Post-film.
She's been drawing labyrinths and mazes ever since the flight back from L.A.
On class syllabuses and in the margins of her rough drafts, to say nothing of the three sketchbooks she's filled with them and the complete mess of her worktable at home. (One day a man at the cafe asks her if she's a professional artist, the sort who makes mazes for the books they sell at the newsstand, and she just smiles and feigns not speaking French to make him go away.) She finds she's unable to stop, because the perfect maze is lurking somewhere in the back of her mind, and if she keeps at it she's sure she can tease it out.
School has become the distraction from creating twisting, dead-end paths and impossible routes on countless canvases and pieces of rag paper, though she's careful to make sure her grades don't suffer. The professor watches her like a hawk, eyes keen for signs of whatever dreamsharing might produce in its aftermath. They don't talk about Dom or how he was able to see his children again or the great changes in global energy politics; they talk about architecture, new and old, small and large, and her studies, and leave the rest to lie in the past.
Or, he does. Of course she can't, not with so many mazes to bring to life.
She wants to dreamshare again, but isn't sure how she'd go about that. It's not terribly legal, and she's no street urchin or peddler of illicit wares to know who to talk to or what to even say if she did. She's been thinking of ways to get her foot into that door, looking for scraps of information in newspapers and overheard conversations in clubs and coffee shops, slowly getting bolder.

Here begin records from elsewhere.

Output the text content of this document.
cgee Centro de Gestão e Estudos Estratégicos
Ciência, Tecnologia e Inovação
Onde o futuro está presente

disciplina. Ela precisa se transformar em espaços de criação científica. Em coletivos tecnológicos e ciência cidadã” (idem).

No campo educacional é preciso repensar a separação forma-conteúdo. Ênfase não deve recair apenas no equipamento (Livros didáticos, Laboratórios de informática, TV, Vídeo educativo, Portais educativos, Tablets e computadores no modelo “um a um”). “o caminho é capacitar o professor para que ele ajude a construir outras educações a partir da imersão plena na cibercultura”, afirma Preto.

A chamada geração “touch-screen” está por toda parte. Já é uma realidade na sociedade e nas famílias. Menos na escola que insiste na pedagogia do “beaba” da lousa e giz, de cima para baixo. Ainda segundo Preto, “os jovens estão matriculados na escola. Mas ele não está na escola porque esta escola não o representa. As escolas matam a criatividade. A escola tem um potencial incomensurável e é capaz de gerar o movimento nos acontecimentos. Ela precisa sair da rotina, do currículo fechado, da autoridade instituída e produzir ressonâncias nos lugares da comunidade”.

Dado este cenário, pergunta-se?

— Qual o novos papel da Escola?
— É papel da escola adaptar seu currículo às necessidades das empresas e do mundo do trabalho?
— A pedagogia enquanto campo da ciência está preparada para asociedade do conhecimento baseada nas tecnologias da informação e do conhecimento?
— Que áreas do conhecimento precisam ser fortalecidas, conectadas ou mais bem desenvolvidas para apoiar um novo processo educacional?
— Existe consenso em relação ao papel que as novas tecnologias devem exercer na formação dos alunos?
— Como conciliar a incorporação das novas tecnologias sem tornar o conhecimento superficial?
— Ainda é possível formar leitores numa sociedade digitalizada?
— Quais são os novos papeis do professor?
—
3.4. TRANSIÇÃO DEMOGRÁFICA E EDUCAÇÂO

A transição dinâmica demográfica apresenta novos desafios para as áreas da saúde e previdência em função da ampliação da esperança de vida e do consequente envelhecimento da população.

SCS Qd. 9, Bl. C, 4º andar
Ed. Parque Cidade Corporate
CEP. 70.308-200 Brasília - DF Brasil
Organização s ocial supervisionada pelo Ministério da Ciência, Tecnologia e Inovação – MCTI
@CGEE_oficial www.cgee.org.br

It's just as well, then, that Arthur shows up on her flat's doorstep one fall evening.
"Have a minute?" he says, like it hasn't been a half a year since they pulled the wool over Browning's eyes and then ran to ground in different directions like a bunch of flushed quail. (She's watched the news; Saito's company is doing well in the wake of Fischer dismantling his father's empire.)
"Sure." She invites him in and starts the kettle to make some coffee. He pauses at her art table, eyes wandering over the haphazard sprawl of contorted tunnels.
Turning one piece to look at it from a different direction, he says, "Hard to put it away, huh?"
She glances over her shoulder and replies, "Yeah," without thinking.
He makes a small sound that might be a laugh. "That's always how it starts," he murmurs, and she thinks, Isn't is, though, and wills the kettle to boil faster.
In a few minutes they're sitting on her couch and sipping smooth, Sumatran coffee (black for her, cream and honey for him) from green and gold stoneware mugs and regarding one another with equal amounts of curiosity.
She says the first thing that comes to mind. "Honey is a weird thing to put in your coffee."
He shrugs. "I like how it tastes."
"And it would be the kind of thing that someone would get wrong."
One corner of his mouth quirks. "I'm not quite that paranoid."
"But that's the kind of thing a person does when they're in too long, isn't it?"
"Too long is in the eye of the beholder." He has another drink. "But yeah. It is."
Neither of them need to say who they're talking about. "How's he doing?"
"Pretty well, last I checked in. I have to wonder who Saito knew to pull that off. Maybe someone in the state department?" Arthur shakes his head, then gives her a solemn look. "Which means we all need to be careful."
She raises her eyebrows. He clarifies, "Saito is powerful and rich, and he knows what we did."
"Because he asked us to do it."
"Which won't mean anything to the kind of people he could turn us over to."
"Are you saying you think he'd sell us all out?"
"I'm saying I trust rich and powerful people to do whatever they need or want to, whenever they feel like it."
She studies him. He could pass as rich and powerful with how he dresses and carries himself, but she realizes it's a practical thing for him, and not the truth. If you want to be left alone, you need to be perceived as someone to leave alone. He's cultivating an image for any unwelcome observers.
"Does this mean you want me to tell you if I hear from him?"
He thinks about that. "Me, or Dom."
"How do I get in touch with you?"
He fishes a business card out of his jacket pocket and offers it to her. It's for the pâtisserie just down the street, with an additional number (a mobile, though not a Paris number-Nice, maybe?) scrawled on the back in pencil.
She runs a finger along the edge of the card. It's worn. "This place has good croissants."
"Very good. Also good apple tarts." He sips from his coffee, the essence of casual despite the teasing in his voice.
She rolls her eyes at him and sets the card on her coffee table. "I don't think you came all this way to tell me about Dom or warn me about Saito."
Arthur smiles, his eyes bright, and pulls out a slim, leather bound notebook from an inner jacket pocket. "I need a labyrinth," he says. "A good one."